CAPÍTULO
2,1-10
CÓMO
DEBE SER EL ABAD
El
abad que es digno de regir un monasterio debe acordarse siempre del título que
se le da y cumplir con sus propias obras su nombre de superior. 2Porque, en
efecto, la fe nos dice que hace las veces de Cristo en el monasterio, ya que es
designado con su sobrenombre, 3según lo que dice el Apóstol: «Habéis recibido
el espíritu de adopción filial que nos permite gritar: Abba! ¡Padre!»

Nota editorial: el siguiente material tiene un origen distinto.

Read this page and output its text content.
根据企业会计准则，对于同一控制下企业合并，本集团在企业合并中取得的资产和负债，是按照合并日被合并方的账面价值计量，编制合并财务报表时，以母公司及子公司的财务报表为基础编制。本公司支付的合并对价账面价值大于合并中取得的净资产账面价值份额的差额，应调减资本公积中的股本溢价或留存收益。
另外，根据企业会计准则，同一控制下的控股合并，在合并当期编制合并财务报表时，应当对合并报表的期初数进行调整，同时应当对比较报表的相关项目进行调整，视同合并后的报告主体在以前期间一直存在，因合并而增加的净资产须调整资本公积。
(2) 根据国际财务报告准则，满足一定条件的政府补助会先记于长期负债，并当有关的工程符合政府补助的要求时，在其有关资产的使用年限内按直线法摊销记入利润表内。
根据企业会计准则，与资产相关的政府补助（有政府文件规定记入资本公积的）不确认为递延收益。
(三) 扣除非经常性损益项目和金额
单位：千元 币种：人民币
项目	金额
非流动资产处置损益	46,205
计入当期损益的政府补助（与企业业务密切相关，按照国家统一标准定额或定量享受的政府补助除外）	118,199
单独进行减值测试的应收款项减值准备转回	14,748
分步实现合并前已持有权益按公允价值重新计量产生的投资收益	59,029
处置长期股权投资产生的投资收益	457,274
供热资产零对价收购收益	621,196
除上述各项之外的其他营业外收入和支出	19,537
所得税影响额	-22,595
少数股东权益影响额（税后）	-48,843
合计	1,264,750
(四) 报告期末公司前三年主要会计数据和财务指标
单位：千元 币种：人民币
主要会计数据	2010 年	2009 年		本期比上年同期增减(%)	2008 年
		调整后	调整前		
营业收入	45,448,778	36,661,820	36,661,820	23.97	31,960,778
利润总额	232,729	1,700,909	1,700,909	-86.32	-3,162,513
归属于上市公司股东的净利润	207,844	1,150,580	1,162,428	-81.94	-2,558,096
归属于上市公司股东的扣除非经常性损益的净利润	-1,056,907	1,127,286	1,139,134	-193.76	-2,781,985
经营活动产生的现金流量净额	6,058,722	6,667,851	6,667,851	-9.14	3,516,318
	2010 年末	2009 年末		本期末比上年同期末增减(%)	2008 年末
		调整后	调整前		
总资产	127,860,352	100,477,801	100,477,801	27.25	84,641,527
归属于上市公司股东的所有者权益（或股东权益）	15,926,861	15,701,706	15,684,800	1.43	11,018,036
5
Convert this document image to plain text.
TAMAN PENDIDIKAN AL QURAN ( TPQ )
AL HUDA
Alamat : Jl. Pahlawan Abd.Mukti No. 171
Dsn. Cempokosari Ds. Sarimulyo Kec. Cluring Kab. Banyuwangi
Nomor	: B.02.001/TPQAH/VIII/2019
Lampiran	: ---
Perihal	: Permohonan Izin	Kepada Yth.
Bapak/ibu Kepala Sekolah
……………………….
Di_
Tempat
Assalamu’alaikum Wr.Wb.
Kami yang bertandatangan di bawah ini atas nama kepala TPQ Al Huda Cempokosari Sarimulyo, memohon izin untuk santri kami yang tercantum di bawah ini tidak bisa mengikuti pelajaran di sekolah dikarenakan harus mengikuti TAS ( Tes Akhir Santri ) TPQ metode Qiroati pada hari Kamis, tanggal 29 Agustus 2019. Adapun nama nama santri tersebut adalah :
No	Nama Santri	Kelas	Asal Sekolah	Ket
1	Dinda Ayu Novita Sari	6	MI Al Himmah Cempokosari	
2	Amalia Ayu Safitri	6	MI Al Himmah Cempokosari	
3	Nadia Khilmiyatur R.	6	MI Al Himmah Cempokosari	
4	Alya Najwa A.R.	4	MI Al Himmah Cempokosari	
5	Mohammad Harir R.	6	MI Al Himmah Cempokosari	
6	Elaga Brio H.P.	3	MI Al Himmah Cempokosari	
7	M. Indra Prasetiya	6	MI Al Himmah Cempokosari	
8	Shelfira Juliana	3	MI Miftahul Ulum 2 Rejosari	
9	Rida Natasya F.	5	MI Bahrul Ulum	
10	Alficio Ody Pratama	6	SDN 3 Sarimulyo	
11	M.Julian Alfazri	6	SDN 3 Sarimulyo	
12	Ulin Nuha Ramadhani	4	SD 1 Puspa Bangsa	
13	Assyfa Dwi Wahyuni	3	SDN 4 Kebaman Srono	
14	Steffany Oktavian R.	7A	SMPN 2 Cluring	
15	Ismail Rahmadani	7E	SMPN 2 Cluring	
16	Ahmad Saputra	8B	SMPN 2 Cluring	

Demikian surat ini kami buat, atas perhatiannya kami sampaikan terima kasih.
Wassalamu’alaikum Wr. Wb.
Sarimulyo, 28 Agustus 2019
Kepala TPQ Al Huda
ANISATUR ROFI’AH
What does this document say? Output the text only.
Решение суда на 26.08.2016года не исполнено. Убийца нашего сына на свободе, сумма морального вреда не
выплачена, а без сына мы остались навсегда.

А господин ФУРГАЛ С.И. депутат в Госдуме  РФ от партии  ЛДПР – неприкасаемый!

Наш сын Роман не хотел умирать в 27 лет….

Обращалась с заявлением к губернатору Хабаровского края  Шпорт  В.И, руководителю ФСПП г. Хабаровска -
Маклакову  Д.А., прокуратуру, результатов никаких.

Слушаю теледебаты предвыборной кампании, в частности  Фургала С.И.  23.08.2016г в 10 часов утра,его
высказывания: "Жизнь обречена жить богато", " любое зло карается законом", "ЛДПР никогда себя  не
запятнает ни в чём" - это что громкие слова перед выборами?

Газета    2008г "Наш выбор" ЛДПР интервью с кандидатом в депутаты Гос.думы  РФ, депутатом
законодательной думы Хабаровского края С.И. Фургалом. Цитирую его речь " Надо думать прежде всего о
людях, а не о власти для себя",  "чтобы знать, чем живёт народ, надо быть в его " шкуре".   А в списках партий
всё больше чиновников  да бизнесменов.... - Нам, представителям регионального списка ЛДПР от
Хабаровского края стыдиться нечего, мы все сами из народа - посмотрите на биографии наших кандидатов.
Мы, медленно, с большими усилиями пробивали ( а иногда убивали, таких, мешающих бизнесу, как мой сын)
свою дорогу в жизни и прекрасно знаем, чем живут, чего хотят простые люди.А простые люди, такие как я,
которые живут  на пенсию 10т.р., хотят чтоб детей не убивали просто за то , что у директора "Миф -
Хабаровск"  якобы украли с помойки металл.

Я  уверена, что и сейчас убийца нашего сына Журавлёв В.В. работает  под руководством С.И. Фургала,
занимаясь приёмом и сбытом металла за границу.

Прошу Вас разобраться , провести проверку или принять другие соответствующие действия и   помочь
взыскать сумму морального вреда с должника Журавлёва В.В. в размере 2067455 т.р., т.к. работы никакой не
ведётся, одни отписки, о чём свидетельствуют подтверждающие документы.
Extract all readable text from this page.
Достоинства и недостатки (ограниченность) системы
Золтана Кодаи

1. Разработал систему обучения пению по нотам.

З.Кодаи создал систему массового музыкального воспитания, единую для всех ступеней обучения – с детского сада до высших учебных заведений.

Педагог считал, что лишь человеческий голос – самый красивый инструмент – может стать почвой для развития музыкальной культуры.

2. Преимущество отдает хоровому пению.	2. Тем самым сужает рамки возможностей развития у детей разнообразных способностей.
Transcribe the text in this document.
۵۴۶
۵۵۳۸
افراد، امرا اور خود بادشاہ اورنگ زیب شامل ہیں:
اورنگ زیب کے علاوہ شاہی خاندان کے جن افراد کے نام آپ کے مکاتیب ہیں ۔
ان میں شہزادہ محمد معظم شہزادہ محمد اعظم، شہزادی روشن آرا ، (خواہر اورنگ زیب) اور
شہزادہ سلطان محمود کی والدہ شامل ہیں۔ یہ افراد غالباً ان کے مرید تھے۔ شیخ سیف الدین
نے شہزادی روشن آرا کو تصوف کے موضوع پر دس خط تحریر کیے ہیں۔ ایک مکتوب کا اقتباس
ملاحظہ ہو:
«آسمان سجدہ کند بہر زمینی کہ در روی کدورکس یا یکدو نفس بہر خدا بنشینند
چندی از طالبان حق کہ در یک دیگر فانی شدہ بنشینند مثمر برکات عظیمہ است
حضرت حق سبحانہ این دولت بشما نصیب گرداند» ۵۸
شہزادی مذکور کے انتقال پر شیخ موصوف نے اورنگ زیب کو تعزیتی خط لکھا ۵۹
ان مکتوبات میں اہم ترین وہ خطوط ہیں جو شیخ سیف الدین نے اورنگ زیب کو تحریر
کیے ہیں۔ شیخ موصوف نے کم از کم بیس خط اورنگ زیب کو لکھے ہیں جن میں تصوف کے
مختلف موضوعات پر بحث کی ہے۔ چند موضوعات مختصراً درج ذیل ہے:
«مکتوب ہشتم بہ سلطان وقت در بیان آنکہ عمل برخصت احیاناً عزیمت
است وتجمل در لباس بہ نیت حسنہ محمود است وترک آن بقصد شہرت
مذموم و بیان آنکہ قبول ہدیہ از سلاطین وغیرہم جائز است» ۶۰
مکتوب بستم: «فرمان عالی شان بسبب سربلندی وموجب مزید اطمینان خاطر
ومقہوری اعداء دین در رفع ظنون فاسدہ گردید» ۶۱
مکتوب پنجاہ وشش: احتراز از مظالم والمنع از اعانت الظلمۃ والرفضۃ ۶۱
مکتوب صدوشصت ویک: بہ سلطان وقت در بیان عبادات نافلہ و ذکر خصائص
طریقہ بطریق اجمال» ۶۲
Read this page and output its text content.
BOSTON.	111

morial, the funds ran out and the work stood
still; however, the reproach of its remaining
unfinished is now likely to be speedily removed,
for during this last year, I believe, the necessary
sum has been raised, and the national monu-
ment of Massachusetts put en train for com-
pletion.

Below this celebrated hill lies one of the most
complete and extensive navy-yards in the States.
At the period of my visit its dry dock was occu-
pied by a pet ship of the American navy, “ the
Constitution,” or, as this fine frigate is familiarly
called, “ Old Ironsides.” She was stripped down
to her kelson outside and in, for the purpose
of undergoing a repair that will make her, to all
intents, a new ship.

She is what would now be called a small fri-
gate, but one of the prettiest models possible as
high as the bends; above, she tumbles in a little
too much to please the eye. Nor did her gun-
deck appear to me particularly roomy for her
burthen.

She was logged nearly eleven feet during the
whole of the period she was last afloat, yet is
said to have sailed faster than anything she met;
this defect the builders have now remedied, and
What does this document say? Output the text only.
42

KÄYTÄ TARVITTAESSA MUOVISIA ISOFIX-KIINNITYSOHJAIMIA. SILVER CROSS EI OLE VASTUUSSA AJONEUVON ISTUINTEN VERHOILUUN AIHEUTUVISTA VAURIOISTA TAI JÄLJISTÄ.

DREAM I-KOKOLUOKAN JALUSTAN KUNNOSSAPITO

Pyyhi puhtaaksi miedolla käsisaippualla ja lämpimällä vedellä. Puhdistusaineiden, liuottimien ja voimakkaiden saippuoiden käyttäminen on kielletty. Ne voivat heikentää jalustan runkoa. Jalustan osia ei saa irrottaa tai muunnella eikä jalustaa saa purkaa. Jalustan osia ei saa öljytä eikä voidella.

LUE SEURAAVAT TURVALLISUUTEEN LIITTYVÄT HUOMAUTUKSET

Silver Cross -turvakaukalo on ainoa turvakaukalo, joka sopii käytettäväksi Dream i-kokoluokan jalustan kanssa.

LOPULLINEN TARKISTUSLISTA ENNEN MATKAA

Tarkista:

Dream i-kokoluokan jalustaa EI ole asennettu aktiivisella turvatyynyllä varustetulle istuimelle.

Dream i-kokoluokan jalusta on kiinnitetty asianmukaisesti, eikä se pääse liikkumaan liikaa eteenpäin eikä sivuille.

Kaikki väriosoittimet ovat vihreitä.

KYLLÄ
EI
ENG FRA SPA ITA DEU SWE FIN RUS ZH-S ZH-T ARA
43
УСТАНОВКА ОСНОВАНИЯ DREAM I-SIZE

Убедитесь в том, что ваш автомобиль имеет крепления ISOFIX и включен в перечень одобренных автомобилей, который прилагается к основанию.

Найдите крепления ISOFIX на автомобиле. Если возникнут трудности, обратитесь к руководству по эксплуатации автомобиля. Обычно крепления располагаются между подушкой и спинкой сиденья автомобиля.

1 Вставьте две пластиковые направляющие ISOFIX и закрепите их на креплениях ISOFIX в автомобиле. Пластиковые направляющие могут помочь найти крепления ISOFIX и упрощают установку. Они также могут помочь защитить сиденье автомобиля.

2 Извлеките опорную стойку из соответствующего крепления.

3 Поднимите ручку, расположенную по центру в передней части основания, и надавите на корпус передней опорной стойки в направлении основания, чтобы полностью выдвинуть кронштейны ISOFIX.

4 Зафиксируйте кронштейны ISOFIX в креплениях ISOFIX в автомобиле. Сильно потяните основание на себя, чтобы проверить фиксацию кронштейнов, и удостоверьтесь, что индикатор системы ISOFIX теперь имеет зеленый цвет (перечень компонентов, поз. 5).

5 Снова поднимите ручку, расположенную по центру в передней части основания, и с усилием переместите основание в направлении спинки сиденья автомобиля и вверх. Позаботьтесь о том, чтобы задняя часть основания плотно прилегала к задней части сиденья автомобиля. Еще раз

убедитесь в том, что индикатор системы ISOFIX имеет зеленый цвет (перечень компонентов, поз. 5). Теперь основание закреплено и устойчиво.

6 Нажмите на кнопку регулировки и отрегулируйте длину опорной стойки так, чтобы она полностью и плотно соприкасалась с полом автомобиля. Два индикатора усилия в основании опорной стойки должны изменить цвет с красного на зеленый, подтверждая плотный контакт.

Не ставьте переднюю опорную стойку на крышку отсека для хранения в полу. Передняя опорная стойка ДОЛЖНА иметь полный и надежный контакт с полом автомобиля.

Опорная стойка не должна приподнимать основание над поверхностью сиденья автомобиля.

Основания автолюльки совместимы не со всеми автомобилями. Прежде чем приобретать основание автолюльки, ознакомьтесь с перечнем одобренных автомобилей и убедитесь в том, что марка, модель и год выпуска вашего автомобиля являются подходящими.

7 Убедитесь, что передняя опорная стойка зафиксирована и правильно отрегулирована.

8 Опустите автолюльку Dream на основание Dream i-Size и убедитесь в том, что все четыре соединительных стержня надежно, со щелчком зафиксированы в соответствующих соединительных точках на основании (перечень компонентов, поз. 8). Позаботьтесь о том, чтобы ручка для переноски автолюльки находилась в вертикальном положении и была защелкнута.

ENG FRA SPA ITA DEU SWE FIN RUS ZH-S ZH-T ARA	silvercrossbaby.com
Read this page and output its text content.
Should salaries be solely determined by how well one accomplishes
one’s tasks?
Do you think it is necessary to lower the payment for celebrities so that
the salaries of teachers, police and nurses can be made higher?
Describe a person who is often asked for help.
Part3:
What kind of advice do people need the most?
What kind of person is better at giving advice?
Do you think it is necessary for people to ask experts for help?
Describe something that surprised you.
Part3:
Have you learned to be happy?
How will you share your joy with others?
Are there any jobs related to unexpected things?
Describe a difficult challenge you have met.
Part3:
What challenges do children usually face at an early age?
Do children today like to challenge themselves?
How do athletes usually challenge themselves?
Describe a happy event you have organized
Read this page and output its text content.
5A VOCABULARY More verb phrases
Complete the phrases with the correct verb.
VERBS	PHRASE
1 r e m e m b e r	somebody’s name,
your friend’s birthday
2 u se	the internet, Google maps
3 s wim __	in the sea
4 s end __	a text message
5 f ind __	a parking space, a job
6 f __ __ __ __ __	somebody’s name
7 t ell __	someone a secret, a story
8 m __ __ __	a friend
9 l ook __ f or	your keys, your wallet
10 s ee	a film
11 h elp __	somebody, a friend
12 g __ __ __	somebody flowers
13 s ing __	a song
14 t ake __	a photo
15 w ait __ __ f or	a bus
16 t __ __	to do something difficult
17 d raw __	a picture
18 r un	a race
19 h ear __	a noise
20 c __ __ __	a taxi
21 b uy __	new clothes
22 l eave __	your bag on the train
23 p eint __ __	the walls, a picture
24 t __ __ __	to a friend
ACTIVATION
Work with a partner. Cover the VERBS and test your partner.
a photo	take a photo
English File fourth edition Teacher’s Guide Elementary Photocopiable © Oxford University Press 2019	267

4Por tanto, el abad no ha de enseñar, establecer o mandar cosa alguna que se
desvíe de los preceptos del Señor, 5sino que tanto sus mandatos como su
doctrina deben penetrar en los corazones como si fuera una levadura de la
justicia divina, 6Siempre tendrá presente el abad que su magisterio y la
obediencia de sus discípulos, ambas cosas a la vez, serán objeto de examen en
el tremendo juicio de Dios. 7Y sepa el abad que el pastor será plenamente
responsable de todas las deficiencias que el padre de familia encuentre en sus
ovejas. 8Pero, a su vez, puede tener igualmente por cierto que, si ha agotado
todo su celo de pastor con su rebaño inquieto y desobediente y ha aplicado toda
suerte de remedios para sus enfermedades, 9en ese juicio de Dios será absuelto
como pastor, porque podrá decirle al Señor como el profeta: «No me he guardado
tu justicia en mi corazón, he manifestado tu verdad y tu salvación. Pero ellos,
despreciándome, me desecharon». 10Y entonces las ovejas rebeldes a sus cuidados
verán por fin cómo triunfa la muerte sobre ellas como castigo. me desecharon».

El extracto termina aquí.